Les critiques fréquentes qui sont adressées aux algorithmes pointent la déformation du réel qu’ils génèrent. C’est particulièrement le cas pour les algorithmes de popularité et de réputation qui sont détournés par les robots cliqueurs qui gonflent le nombre de vues, par les faux profils sur les réseaux sociaux, ou encore les faux avis de consommateurs qui pourraient représenter jusqu’à 30 % du total. C’est moins le cas pour le PageRank, dont les multiples paramètres sont plus difficilement identifiables. Pour ce dernier, l’accusation de déloyauté peut par contre être de mise : si des services affiliés à Google se retrouvent systématiquement bien placés dans la liste des résultats, il peut y avoir soupçon de favoritisme.
Enfin, en ce qui concerne les algorithmes qui récoltent les traces, leurs résultats sont le « reflet idiot d’une régularité statistique » : les automatismes mis en œuvre peuvent donner des réponses choquantes, comme lorsque les requêtes proposées par Google proposent le mot « Juif » accolé au nom d’une personnalité célèbre à cause du nombre d’occurrences de ce terme laissées par les traces des autres internautes. En collant aux comportements du plus grand nombre, les algorithmes reproduisent « bêtement » les stéréotypes sociaux et les discriminations sans rééquilibrage. L’auteur donne pour exemple une chercheuse afro-américaine qui voyait systématiquement apparaître sur son ordinateur une publicité pour un site de recherche de casier judiciaire, alors que cette publicité n’était jamais proposée à ses collègues « blancs ». Il n’y a pas d’intention discriminatoire de l’algorithme, simplement une reproduction statistique qui entérine un certain ordre social inégalitaire.

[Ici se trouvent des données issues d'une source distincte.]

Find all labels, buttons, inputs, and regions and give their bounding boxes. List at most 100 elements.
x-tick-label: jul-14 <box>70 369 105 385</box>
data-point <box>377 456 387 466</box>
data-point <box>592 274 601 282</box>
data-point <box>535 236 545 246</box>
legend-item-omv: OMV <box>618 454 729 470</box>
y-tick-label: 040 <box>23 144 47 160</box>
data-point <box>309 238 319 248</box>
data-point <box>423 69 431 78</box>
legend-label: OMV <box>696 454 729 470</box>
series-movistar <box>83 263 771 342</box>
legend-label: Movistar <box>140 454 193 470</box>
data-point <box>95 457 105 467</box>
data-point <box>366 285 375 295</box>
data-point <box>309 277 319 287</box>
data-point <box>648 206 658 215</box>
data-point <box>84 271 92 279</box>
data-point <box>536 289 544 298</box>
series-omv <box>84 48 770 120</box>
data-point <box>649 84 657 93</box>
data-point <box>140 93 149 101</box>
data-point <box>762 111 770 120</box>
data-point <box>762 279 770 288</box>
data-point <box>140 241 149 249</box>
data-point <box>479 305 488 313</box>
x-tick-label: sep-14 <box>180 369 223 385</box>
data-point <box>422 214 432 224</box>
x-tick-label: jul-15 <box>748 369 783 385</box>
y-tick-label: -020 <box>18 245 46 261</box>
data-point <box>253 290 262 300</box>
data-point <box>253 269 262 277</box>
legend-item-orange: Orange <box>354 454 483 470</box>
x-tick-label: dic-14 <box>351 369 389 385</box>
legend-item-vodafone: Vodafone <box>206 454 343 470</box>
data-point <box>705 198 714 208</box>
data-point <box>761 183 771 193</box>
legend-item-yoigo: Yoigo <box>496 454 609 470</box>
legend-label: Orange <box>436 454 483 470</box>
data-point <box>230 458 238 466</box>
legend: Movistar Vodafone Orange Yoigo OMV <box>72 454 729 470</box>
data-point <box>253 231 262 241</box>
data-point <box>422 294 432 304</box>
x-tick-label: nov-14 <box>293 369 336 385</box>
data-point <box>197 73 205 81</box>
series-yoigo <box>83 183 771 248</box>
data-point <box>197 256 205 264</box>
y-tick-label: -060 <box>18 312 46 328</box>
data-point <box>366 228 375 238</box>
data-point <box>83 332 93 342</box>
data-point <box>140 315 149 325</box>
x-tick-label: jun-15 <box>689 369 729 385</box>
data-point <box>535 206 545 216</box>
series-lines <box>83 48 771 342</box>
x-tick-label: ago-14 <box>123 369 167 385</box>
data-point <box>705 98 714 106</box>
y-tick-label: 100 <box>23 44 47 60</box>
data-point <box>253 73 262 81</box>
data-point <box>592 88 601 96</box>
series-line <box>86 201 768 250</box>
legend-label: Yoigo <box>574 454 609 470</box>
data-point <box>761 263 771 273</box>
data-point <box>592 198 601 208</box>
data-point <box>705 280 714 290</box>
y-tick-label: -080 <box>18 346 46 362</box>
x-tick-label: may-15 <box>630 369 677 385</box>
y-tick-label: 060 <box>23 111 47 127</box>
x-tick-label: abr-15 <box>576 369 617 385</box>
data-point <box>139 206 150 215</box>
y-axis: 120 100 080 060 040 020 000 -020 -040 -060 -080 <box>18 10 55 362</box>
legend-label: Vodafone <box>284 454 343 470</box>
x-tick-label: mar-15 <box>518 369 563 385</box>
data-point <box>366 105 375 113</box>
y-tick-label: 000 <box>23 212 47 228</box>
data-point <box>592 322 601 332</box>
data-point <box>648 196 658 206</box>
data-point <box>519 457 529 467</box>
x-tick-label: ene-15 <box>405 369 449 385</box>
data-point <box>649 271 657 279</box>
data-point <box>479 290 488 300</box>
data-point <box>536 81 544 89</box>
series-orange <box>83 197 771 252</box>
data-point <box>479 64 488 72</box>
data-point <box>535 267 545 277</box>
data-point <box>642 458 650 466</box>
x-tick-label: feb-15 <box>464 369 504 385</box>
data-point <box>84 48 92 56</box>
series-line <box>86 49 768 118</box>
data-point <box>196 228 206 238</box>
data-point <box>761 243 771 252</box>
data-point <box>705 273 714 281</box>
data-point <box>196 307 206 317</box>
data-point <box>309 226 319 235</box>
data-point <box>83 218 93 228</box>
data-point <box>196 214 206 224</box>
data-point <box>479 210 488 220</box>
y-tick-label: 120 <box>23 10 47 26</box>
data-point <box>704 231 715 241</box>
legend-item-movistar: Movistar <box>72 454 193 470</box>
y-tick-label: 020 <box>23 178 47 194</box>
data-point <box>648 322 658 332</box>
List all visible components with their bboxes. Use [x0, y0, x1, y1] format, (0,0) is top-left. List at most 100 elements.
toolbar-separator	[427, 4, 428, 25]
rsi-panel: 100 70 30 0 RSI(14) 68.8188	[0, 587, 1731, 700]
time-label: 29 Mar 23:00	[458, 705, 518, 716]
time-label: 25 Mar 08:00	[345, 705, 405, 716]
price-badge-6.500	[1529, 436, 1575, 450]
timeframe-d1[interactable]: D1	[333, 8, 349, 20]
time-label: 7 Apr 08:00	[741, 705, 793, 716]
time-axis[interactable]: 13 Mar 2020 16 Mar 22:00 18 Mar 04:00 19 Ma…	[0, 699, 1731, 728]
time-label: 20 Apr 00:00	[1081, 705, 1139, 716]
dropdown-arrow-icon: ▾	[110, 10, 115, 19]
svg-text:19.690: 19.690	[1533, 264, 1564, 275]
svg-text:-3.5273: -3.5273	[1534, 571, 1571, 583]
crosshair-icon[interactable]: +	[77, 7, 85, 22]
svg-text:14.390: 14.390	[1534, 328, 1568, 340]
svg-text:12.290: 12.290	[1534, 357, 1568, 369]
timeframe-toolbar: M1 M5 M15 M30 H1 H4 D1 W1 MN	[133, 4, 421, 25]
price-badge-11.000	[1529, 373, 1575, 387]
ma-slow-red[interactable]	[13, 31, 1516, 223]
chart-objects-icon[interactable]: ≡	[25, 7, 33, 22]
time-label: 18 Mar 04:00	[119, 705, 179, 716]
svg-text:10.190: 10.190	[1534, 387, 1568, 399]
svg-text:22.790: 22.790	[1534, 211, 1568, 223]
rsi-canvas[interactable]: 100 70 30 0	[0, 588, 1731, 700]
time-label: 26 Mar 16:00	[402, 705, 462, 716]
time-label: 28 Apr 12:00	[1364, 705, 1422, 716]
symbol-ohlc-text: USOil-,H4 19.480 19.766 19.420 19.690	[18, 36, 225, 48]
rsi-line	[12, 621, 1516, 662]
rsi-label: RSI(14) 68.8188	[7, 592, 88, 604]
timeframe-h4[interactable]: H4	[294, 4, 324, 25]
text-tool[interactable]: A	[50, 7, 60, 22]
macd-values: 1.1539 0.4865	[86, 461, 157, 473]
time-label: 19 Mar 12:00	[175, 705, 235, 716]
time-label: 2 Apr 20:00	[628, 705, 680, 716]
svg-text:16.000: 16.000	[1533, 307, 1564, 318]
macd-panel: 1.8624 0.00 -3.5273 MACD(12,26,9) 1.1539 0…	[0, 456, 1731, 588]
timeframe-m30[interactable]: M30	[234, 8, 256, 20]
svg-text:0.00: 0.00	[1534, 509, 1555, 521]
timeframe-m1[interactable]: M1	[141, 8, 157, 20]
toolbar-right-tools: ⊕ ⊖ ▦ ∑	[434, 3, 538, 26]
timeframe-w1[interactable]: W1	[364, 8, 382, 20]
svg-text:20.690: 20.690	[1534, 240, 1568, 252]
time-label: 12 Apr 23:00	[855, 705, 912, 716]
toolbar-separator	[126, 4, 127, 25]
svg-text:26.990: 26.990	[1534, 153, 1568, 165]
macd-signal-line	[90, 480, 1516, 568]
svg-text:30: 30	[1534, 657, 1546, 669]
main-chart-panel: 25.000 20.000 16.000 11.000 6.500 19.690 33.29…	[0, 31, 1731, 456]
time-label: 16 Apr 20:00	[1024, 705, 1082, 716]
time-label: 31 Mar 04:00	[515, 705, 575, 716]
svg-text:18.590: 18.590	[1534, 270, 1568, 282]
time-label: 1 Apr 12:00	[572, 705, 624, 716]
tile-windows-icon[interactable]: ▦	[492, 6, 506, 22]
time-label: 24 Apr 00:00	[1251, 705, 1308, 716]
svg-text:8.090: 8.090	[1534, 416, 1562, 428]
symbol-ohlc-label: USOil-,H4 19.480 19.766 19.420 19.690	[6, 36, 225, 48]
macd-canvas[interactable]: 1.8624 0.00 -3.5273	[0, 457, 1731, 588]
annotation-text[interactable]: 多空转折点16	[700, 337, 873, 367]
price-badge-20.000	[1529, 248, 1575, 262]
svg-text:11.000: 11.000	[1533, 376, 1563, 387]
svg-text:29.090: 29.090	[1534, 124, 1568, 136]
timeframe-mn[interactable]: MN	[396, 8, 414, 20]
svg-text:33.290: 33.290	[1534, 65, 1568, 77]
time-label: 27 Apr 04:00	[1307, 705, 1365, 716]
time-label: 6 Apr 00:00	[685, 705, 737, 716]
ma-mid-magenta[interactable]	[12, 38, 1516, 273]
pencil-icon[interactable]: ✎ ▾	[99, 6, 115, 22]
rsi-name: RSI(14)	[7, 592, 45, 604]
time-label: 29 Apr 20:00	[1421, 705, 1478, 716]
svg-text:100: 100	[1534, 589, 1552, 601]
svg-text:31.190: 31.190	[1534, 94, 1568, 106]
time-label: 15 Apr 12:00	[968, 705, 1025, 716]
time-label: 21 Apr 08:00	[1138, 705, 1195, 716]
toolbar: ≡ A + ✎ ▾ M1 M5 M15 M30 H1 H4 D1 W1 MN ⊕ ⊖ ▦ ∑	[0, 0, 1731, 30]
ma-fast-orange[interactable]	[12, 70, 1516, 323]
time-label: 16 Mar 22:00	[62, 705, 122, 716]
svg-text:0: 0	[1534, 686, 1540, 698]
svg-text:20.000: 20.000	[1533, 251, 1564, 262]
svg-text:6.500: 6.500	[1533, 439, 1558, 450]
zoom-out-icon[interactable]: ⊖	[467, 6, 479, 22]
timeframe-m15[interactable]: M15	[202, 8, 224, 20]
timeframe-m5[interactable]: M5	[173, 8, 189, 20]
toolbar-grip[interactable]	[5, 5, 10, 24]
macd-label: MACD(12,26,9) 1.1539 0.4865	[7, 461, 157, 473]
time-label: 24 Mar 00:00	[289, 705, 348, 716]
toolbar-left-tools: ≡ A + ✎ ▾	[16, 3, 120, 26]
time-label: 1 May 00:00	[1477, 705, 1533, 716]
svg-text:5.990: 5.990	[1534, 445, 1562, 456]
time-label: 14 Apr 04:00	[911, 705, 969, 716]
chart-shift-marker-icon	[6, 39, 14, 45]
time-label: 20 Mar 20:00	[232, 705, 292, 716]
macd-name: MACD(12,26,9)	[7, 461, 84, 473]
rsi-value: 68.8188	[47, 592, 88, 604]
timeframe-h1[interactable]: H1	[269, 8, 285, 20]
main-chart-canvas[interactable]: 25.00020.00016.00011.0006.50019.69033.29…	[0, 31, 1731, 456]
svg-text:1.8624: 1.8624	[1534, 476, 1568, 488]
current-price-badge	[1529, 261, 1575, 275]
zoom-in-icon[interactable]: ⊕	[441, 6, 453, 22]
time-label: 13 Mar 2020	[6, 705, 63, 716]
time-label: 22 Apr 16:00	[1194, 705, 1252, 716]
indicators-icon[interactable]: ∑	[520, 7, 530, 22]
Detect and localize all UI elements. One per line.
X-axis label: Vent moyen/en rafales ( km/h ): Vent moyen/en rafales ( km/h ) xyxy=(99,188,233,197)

De même, les nouvelles techniques du data mining (fouille des données) permettent le croisement des fichiers clients de plusieurs entreprises pour aboutir à des profils de ciblage d’individus très pointus, de plus en plus précis, sans jamais en informer les utilisateurs. L’exemple de Netflix est parlant : le classement des goûts cinématographiques des usagers est divisé en 77 000 micro-genres, qui composent une mosaïque complètement surréaliste pour personnaliser les publicités. L’individualisation à l’extrême des calculs recrée donc, sans en avoir l’air, des catégories basées sur les traces récoltées, sans avoir besoin de connaître les individus, leur histoire, leurs projets. Dans ce système, la reproduction sociale fait perdurer les inégalités : « les mal notés seront mal servis et leur note deviendra plus mauvaise encore ». Cette reproduction insidieuse de l’ordre social est résumée ainsi par l’auteur pour conclure : « Réduits à leur seule conduite, les individus sont assignés à la reproduction automatique de la société et d’eux-mêmes. Le probable préempte le possible. »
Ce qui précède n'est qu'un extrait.